4. Sounds of Jupiter
Juno also observed plasma wave signals from Jupiter’s ionosphere. This movie shows results from Juno’s radio wave detector that were recorded while it passed close to Jupiter. Waves in the plasma (the charged gas) in the upper atmosphere of Jupiter have different frequencies that depend on the types of ions present, and their densities.
Mapping out these ions in the jovian system helps us understand how the upper atmosphere works including the aurora. Beyond the visual representation of the data, the data have been made into sounds where the frequencies and playback speed have been shifted to be audible to human ears.

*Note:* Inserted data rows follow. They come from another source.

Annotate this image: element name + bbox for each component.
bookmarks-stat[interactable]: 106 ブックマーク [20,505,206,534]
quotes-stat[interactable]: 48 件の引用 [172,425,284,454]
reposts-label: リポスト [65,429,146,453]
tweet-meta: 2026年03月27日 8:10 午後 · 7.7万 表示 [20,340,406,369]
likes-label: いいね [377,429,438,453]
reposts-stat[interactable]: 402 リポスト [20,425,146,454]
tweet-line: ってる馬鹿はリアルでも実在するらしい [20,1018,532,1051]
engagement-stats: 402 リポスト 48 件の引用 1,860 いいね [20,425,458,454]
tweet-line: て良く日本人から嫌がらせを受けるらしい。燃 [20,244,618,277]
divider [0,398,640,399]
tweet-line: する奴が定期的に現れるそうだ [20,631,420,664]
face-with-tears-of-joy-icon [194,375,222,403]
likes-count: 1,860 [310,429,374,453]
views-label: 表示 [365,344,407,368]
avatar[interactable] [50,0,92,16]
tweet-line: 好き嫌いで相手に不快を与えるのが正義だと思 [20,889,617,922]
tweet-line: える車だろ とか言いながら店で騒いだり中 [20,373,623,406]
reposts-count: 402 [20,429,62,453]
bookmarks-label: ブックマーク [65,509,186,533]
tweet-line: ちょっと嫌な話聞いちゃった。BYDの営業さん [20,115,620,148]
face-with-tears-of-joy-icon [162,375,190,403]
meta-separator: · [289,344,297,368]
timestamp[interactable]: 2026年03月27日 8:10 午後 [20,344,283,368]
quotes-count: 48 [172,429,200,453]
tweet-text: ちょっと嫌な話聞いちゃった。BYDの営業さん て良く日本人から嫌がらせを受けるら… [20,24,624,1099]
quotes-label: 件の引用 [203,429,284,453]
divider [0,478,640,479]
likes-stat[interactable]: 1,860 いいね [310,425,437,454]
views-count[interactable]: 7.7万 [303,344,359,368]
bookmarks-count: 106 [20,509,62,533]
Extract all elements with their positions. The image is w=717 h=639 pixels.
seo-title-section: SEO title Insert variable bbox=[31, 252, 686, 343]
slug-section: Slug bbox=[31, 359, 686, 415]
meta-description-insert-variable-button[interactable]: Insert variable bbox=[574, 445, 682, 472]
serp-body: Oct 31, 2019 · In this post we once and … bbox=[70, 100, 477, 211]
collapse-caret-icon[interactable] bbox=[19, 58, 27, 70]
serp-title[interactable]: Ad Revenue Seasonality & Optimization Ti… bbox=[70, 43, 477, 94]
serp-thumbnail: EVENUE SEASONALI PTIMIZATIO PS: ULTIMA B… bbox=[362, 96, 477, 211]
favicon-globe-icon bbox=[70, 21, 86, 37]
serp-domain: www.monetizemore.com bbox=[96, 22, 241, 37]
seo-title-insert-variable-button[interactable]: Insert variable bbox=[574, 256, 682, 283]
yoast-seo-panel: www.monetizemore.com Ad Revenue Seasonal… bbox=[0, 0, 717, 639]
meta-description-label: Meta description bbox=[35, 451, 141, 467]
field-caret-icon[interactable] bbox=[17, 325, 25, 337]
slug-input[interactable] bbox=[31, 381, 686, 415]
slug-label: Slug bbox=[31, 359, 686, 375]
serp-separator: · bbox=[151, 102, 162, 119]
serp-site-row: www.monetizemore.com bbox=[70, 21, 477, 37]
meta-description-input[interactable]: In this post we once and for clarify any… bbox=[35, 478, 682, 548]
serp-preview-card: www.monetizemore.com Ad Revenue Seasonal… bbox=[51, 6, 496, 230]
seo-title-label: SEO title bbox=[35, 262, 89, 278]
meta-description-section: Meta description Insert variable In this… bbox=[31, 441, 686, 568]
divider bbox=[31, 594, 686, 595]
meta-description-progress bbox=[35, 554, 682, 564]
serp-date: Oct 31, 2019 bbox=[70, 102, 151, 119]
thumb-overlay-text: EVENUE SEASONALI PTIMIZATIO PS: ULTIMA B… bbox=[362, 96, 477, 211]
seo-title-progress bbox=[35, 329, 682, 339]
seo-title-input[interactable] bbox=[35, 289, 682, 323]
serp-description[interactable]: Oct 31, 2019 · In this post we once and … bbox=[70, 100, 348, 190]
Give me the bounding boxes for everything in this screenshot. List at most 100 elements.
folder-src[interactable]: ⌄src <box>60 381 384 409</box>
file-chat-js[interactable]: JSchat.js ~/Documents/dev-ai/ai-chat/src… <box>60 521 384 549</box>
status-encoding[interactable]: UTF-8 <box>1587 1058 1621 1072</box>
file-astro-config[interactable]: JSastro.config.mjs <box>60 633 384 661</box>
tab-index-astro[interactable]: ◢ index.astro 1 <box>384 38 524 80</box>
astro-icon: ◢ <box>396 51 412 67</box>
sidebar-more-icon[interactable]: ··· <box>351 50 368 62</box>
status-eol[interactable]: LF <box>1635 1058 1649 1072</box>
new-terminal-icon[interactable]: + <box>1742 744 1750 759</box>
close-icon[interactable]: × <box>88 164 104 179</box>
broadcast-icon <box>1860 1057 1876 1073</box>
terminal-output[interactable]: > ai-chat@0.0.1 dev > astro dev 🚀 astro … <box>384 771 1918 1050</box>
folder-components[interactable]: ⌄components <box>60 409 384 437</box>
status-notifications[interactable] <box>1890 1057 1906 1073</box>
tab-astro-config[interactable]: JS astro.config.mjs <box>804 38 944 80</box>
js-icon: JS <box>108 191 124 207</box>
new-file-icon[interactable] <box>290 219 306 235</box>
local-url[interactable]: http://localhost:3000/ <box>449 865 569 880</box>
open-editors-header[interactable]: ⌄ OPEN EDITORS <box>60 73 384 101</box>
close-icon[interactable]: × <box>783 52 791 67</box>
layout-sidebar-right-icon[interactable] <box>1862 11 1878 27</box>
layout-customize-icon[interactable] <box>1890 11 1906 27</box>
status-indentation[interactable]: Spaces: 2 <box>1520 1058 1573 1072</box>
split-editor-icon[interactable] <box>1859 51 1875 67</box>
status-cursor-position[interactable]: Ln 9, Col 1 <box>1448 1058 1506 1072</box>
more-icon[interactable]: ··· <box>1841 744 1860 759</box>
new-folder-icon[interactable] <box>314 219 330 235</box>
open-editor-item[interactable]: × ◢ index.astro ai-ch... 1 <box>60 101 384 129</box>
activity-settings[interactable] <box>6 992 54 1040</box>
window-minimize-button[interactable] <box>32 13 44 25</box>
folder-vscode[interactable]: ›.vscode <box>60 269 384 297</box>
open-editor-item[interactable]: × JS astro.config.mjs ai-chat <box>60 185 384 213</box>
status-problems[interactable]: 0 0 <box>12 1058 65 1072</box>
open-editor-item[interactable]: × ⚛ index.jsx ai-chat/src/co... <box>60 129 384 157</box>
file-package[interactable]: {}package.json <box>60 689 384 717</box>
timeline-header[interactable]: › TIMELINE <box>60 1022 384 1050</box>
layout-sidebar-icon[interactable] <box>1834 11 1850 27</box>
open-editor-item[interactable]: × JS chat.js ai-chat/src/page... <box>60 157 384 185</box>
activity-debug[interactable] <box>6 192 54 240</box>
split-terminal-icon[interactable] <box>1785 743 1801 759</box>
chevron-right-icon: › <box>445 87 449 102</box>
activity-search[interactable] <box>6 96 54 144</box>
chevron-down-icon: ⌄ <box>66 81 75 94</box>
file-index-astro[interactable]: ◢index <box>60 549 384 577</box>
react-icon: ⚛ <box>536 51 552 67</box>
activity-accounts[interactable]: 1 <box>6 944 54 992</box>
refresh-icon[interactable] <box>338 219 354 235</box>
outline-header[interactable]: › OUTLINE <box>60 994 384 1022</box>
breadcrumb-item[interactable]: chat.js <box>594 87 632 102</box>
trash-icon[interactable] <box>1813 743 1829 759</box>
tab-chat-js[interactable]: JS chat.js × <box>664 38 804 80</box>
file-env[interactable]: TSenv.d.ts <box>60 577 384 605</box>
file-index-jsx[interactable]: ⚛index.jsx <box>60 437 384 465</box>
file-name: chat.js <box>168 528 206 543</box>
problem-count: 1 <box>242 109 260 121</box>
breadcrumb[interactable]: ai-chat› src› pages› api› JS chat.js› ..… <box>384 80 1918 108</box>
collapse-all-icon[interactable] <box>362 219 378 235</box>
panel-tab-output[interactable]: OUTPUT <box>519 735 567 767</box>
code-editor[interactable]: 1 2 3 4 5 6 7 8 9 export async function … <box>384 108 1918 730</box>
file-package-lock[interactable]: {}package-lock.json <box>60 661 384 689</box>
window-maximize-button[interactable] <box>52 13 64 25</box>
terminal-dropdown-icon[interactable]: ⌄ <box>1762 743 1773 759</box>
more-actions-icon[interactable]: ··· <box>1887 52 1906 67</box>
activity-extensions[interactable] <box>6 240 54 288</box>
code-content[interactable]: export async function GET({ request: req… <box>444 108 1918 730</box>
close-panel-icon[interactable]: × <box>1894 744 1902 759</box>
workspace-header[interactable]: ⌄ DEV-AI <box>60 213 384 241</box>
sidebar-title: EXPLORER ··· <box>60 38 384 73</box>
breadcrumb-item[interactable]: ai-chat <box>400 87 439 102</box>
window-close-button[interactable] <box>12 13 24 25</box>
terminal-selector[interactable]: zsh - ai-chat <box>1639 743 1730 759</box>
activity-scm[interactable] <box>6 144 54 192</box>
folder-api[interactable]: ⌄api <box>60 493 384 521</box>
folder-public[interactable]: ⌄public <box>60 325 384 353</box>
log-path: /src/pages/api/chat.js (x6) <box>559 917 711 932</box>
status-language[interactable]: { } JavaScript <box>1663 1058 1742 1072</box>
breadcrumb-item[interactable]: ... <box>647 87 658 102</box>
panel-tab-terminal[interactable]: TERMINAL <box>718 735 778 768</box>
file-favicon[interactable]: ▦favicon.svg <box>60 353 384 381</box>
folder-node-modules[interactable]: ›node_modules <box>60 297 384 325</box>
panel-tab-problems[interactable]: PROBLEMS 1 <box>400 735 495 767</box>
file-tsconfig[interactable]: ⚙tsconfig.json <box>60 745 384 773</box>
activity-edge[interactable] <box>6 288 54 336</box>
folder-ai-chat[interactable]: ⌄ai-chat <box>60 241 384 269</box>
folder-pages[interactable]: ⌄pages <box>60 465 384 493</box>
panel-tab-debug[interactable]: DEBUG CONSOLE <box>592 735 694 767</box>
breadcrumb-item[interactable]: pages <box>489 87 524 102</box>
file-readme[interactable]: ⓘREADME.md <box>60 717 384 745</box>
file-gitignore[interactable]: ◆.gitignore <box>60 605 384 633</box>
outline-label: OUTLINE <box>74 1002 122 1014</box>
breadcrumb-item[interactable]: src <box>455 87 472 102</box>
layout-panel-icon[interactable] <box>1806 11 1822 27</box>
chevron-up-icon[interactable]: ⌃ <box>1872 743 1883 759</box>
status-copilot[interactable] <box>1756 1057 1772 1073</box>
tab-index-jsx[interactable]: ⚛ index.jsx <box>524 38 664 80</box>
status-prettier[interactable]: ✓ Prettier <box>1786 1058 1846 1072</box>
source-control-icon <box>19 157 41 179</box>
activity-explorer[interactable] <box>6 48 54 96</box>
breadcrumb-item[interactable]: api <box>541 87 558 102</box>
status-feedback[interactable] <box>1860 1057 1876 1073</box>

5. Jovian “Southern Lights”
The complexity and richness of Jupiter’s “southern lights” (also known as auroras) are on display in this animation of false-color maps from our Juno spacecraft. Auroras result when energetic electrons from the magnetosphere crash into the molecular hydrogen in the Jovian upper atmosphere. The data for this animation were obtained by Juno’s Ultraviolet Spectrograph.
During Juno’s next flyby on July 11, the spacecraft will fly directly over one of the most iconic features in the entire solar system – one that every school kid knows – Jupiter’s Great Red Spot! If anybody is going to get to the bottom of what is going on below those mammoth swirling crimson cloud tops, it’s Juno.